Protest against the far right in Dover. Photo: Eric Segal
Protest against the far right in Dover. Photo: Eric Segal

Eric Segal, South East Kent Trades Union Council secretary

South East Kent Trades Union Council mobilised a counter-protest to the far-right ‘blockade’ of the Royal National Lifeboat Institution (RNLI) station at Dover Docks. The far-right blockade was to draw attention to the significant role that the RNLI now has in saving the lives of people who seek asylum by crossing the Channel in small boats.

My trades union council is proud to support the joint trade union statement coordinated by the Fire Brigades Union (FBU).

“Anti-migrant politics are an attempt to divide working-class people against each other. In the past decade, the UK has suffered a crisis of living standards – with wages falling and public services left to rot.

“The people to blame for this are politicians, billionaires and big corporations, not migrant workers or refugees forced to live in temporary accommodation. The anti-refugee campaign offers no solutions to the real problems faced by the deprived communities they are often targeting.

“The answer is solidarity, not scapegoating. As trade unionists, we know whose side we are on.”

The trades union council worked together with the Socialist Party, trade unions, individuals and charities like Samphire to ensure that the local community organised a credible counter-protest. The anti-migrant protest of 30 included far-right supporters, and adopted the slogan ‘Enough is enough – stop the boats’ for their banner.

A party of the working class based on the trade unions, drawing together workers, young people and activists from workplaces, community, environmental, anti-racist and anti-cuts campaigns, would provide a fighting, socialist political alternative to the far right and pro-big business parties – one that fights for decent jobs, homes and services for everyone, and defends the right to asylum.

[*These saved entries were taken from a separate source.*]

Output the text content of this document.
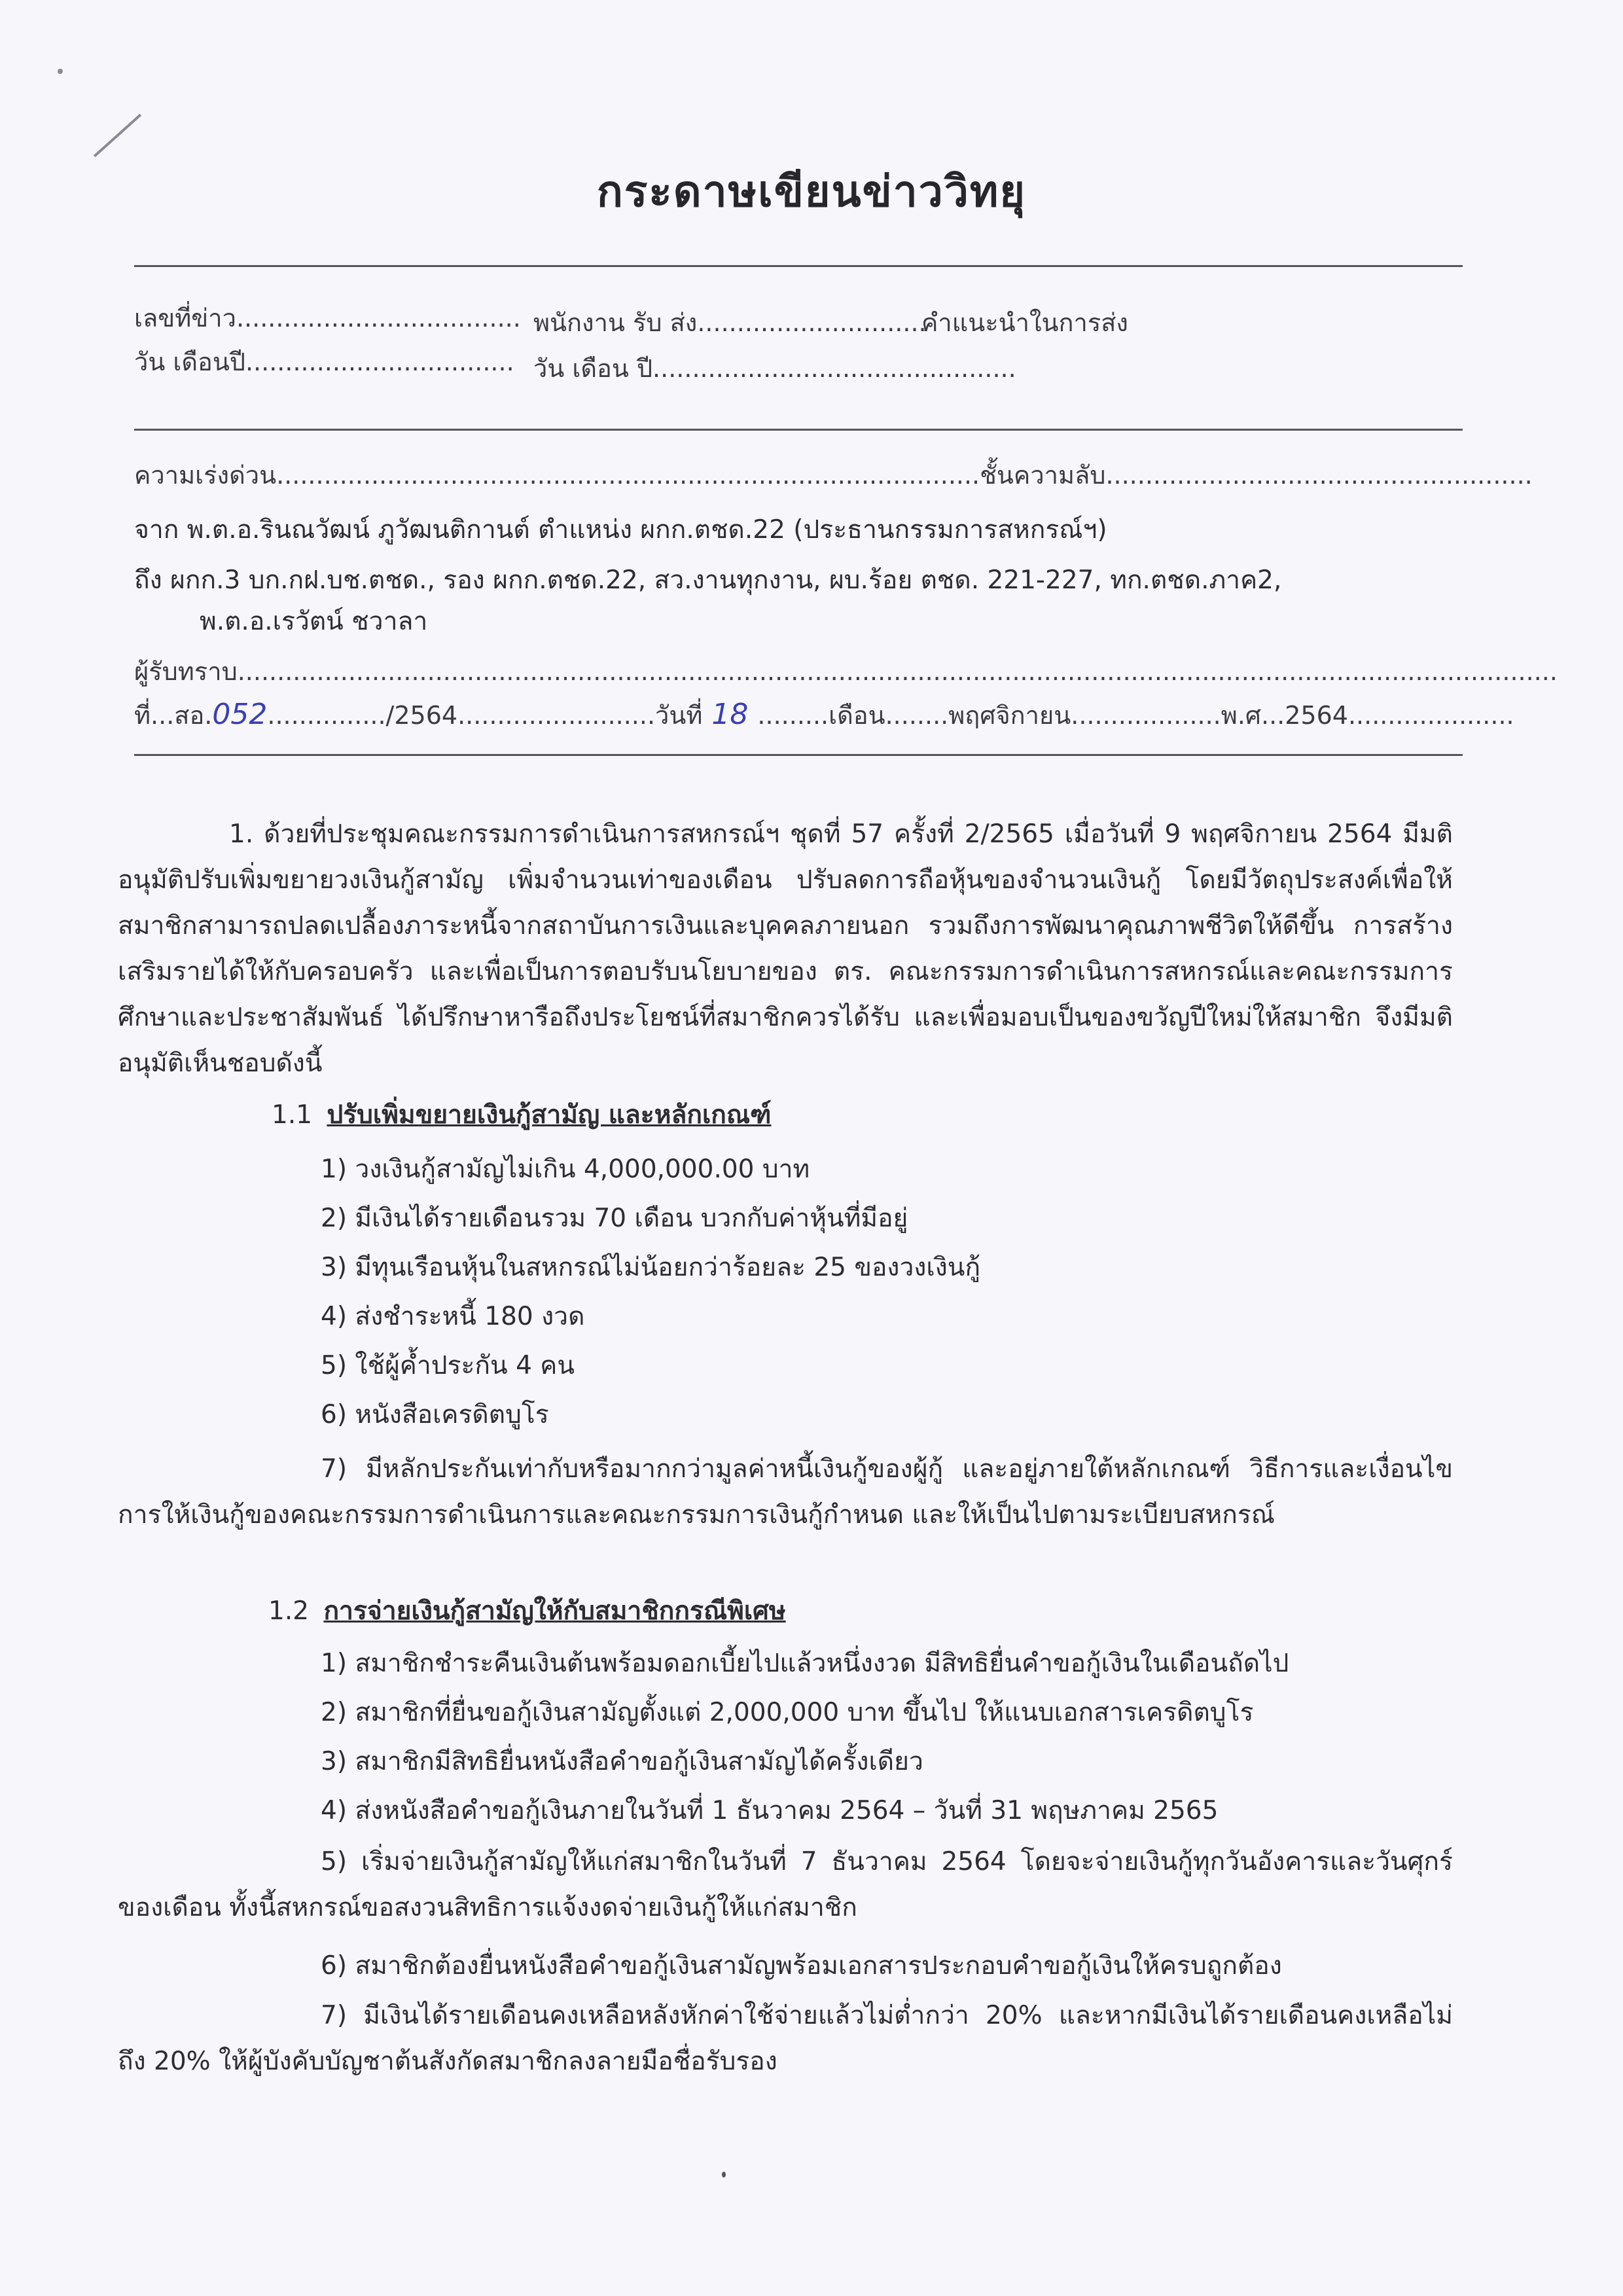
กระดาษเขียนข่าววิทยุ
เลขที่ข่าว....................................
วัน เดือนปี..................................
พนักงาน รับ ส่ง.............................
คำแนะนำในการส่ง
วัน เดือน ปี..............................................
ความเร่งด่วน.........................................................................................ชั้นความลับ......................................................
จาก พ.ต.อ.รินณวัฒน์ ภูวัฒนติกานต์ ตำแหน่ง ผกก.ตชด.22 (ประธานกรรมการสหกรณ์ฯ)
ถึง ผกก.3 บก.กฝ.บช.ตชด., รอง ผกก.ตชด.22, สว.งานทุกงาน, ผบ.ร้อย ตชด. 221-227, ทก.ตชด.ภาค2,
พ.ต.อ.เรวัตน์ ชวาลา
ผู้รับทราบ.......................................................................................................................................................................
ที่...สอ.052.............../2564.........................วันที่ 18 .........เดือน........พฤศจิกายน...................พ.ศ...2564.....................
1. ด้วยที่ประชุมคณะกรรมการดำเนินการสหกรณ์ฯ ชุดที่ 57 ครั้งที่ 2/2565 เมื่อวันที่ 9 พฤศจิกายน 2564 มีมติอนุมัติปรับเพิ่มขยายวงเงินกู้สามัญ เพิ่มจำนวนเท่าของเดือน ปรับลดการถือหุ้นของจำนวนเงินกู้ โดยมีวัตถุประสงค์เพื่อให้สมาชิกสามารถปลดเปลื้องภาระหนี้จากสถาบันการเงินและบุคคลภายนอก รวมถึงการพัฒนาคุณภาพชีวิตให้ดีขึ้น การสร้างเสริมรายได้ให้กับครอบครัว และเพื่อเป็นการตอบรับนโยบายของ ตร. คณะกรรมการดำเนินการสหกรณ์และคณะกรรมการศึกษาและประชาสัมพันธ์ ได้ปรึกษาหารือถึงประโยชน์ที่สมาชิกควรได้รับ และเพื่อมอบเป็นของขวัญปีใหม่ให้สมาชิก จึงมีมติอนุมัติเห็นชอบดังนี้
1.1 ปรับเพิ่มขยายเงินกู้สามัญ และหลักเกณฑ์
1) วงเงินกู้สามัญไม่เกิน 4,000,000.00 บาท
2) มีเงินได้รายเดือนรวม 70 เดือน บวกกับค่าหุ้นที่มีอยู่
3) มีทุนเรือนหุ้นในสหกรณ์ไม่น้อยกว่าร้อยละ 25 ของวงเงินกู้
4) ส่งชำระหนี้ 180 งวด
5) ใช้ผู้ค้ำประกัน 4 คน
6) หนังสือเครดิตบูโร
7) มีหลักประกันเท่ากับหรือมากกว่ามูลค่าหนี้เงินกู้ของผู้กู้ และอยู่ภายใต้หลักเกณฑ์ วิธีการและเงื่อนไข การให้เงินกู้ของคณะกรรมการดำเนินการและคณะกรรมการเงินกู้กำหนด และให้เป็นไปตามระเบียบสหกรณ์
1.2 การจ่ายเงินกู้สามัญให้กับสมาชิกกรณีพิเศษ
1) สมาชิกชำระคืนเงินต้นพร้อมดอกเบี้ยไปแล้วหนึ่งงวด มีสิทธิยื่นคำขอกู้เงินในเดือนถัดไป
2) สมาชิกที่ยื่นขอกู้เงินสามัญตั้งแต่ 2,000,000 บาท ขึ้นไป ให้แนบเอกสารเครดิตบูโร
3) สมาชิกมีสิทธิยื่นหนังสือคำขอกู้เงินสามัญได้ครั้งเดียว
4) ส่งหนังสือคำขอกู้เงินภายในวันที่ 1 ธันวาคม 2564 – วันที่ 31 พฤษภาคม 2565
5) เริ่มจ่ายเงินกู้สามัญให้แก่สมาชิกในวันที่ 7 ธันวาคม 2564 โดยจะจ่ายเงินกู้ทุกวันอังคารและวันศุกร์ของเดือน ทั้งนี้สหกรณ์ขอสงวนสิทธิการแจ้งงดจ่ายเงินกู้ให้แก่สมาชิก
6) สมาชิกต้องยื่นหนังสือคำขอกู้เงินสามัญพร้อมเอกสารประกอบคำขอกู้เงินให้ครบถูกต้อง
7) มีเงินได้รายเดือนคงเหลือหลังหักค่าใช้จ่ายแล้วไม่ต่ำกว่า 20% และหากมีเงินได้รายเดือนคงเหลือไม่ถึง 20% ให้ผู้บังคับบัญชาต้นสังกัดสมาชิกลงลายมือชื่อรับรอง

Liverpool: Fight for jobs, homes and services to cut across support for the right

Niven Day, Liverpool Socialist Party

A protest against so-called ’15-minute city’ plans in Liverpool was held outside of the Town Hall on Wednesday 10 September. Among the protesters were a number of prominent right-wing conspiracy ‘theorists’. Socialist Party members from Merseyside attended a counter-protest organised by Stand Up To Racism.

During the protests, Socialist Party members approached some of the anti-15 minute city protesters to discuss the issues that they had with the proposals. It was obvious that this was not a rally made up entirely of committed far-right activists, although there were definitely some blatantly far-right characters among them.

When conversing with them, we found that their issues stemmed primarily in the lack of help from the Labour-run Liverpool City Council. Some even mentioned the work that the 47 Liverpool councillors did in the 1980s, building thousands of council homes and public amenities – not realising was conducted under the leadership of Militant, the Socialist Party’s predecessor. Listening to the concerns raised about 15-minute cities and housing asylum seekers in hotels, we sought to open up a discussion about how best to fight for fully funded public services and council housing, for example.

The other groups at the Stand Up To Racism-organised rally had a different approach, it mostly amounting to chanting obscenities and accusations towards those on the opposite side of the street. This only escalated divisions, risking driving those in attendance further towards the far-right.

Most of those attending the anti-15-minute city demo were working-class people, angry at the state of things – a lack of housing, low pay and crumbling public services. Socialist Party members will continue to make the case that the fight against far-right and reactionary ideas has to include fighting for a socialist alternative to address these issues, like the 47 Liverpool councillors did to take on Thatcher.